# HST Quick method - CCPC getting away with murder ?



## KFried (Oct 4, 2016)

I am a CCPC whose expenses are 99% salaries. The Quick method for HST would let me keep approx 4% of the HST collected (in Ontario), no questions asked.

Is this true, or am I missing something ? More insight into the matter welcomed.

Just askin', not complainin' ...


Advanced thanks


----------



## KFried (Oct 4, 2016)

*Correction - not 4% but more like 30%*

Soryy, the Quick method for HST would let me keep approx 4/13 (`30%) of the HST collected (in Ontario), no questions asked.


----------



## Nerd Investor (Nov 3, 2015)

There are lots of exceptions where you can't use the Quick method, so keep an eye out.
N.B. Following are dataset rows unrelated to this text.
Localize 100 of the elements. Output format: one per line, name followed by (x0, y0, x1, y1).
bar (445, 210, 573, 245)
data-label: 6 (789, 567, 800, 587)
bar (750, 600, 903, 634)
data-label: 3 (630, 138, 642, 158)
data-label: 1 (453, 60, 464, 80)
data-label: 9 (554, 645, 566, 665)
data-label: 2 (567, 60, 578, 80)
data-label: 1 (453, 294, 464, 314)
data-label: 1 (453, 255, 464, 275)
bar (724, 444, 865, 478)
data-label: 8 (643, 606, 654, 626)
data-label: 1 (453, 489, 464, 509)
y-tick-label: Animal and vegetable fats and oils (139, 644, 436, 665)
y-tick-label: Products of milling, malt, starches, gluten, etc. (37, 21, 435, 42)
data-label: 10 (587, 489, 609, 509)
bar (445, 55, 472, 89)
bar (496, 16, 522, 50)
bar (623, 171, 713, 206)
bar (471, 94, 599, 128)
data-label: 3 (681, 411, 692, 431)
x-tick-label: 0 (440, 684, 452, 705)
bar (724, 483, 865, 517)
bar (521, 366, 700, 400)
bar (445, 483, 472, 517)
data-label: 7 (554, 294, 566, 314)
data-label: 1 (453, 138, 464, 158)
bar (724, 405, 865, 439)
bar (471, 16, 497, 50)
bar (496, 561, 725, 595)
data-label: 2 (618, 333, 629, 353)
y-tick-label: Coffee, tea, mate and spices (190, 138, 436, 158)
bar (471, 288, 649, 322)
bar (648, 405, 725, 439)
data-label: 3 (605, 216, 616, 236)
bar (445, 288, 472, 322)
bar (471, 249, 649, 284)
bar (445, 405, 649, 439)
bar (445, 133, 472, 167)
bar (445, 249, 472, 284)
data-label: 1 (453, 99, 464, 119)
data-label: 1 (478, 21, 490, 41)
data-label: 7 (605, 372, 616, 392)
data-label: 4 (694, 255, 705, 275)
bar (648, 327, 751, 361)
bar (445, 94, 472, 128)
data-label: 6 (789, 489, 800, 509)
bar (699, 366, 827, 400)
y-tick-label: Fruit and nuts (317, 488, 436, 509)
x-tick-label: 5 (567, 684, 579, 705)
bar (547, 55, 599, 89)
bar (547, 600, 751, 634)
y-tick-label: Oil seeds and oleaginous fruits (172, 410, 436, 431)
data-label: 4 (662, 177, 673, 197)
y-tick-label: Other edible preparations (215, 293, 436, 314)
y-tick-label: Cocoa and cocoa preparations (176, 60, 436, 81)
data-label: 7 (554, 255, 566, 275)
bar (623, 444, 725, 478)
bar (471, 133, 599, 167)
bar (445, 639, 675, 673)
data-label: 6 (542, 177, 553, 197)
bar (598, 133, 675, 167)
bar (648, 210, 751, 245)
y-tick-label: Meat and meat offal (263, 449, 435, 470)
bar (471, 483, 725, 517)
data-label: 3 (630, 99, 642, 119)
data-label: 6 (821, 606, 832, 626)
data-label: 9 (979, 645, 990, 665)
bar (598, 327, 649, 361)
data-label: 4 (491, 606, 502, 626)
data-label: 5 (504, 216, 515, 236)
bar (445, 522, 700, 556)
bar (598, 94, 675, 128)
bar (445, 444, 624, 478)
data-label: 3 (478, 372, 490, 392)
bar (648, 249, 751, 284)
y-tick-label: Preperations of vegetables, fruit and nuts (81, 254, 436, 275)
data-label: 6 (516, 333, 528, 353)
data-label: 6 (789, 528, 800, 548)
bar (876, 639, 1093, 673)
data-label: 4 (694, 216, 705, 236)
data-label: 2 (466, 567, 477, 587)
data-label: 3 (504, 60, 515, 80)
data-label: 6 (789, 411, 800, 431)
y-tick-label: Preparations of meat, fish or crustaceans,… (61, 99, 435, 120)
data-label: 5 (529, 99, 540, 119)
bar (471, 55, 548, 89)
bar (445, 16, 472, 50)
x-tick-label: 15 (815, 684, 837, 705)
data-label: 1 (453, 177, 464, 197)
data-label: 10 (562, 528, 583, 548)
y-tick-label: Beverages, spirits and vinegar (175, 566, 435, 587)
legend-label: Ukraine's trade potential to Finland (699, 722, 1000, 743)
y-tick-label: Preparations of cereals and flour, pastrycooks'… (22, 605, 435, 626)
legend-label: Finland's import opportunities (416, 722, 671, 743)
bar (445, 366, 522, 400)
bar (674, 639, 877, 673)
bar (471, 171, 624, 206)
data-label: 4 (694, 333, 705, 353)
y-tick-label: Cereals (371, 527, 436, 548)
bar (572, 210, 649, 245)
They are covered fairly well here: http://www.cra-arc.gc.ca/E/pub/gp/rc4058/rc4058-10-16e.pdf
But ultimately, in the unique circumstances you're describing, it can be pretty beneficial.


----------



## KFried (Oct 4, 2016)

Thanks a bunch.

Now, if you're feeling even more charitable:

I've collected 3400, remitted 1400, still due to remit 900 after quick method calc and get to keep 1100:

What's my 2680 Taxes payable ? 2000 balances the tax return, but the Quick method tells me to remit only 900.

How do I go about it ?

Again, many thanks


----------



## Market Lost (Jul 27, 2016)

This may surprise you, but part of the rational for the quick method is that it is there to provide a bit of compensation for filing the HST. The government does have some good points.

Is your second question asking how to account for the remittance that you don't submit?


----------



## KFried (Oct 4, 2016)

That's good incentive to file HST !

Yes, it's about the amount I get to kepp. Not sure to explain better than with the numbers provided. I guess - if my line 2680 Taxes payable does not include "the incentive", how do I balance the return ?

Thanks, wish I could explain better.


----------



## Market Lost (Jul 27, 2016)

Sorry for the delay in responding, for some reason this thread didn't highlight properly.

You don't balance the return for the quick method, you simply do the math, and send it in. 

For your income tax, I don't recall the exact way I used to capture this for the books. It's either a reduction of expenses, or a miscellaneous income, but I don't recall, which method was preferred, if either.


----------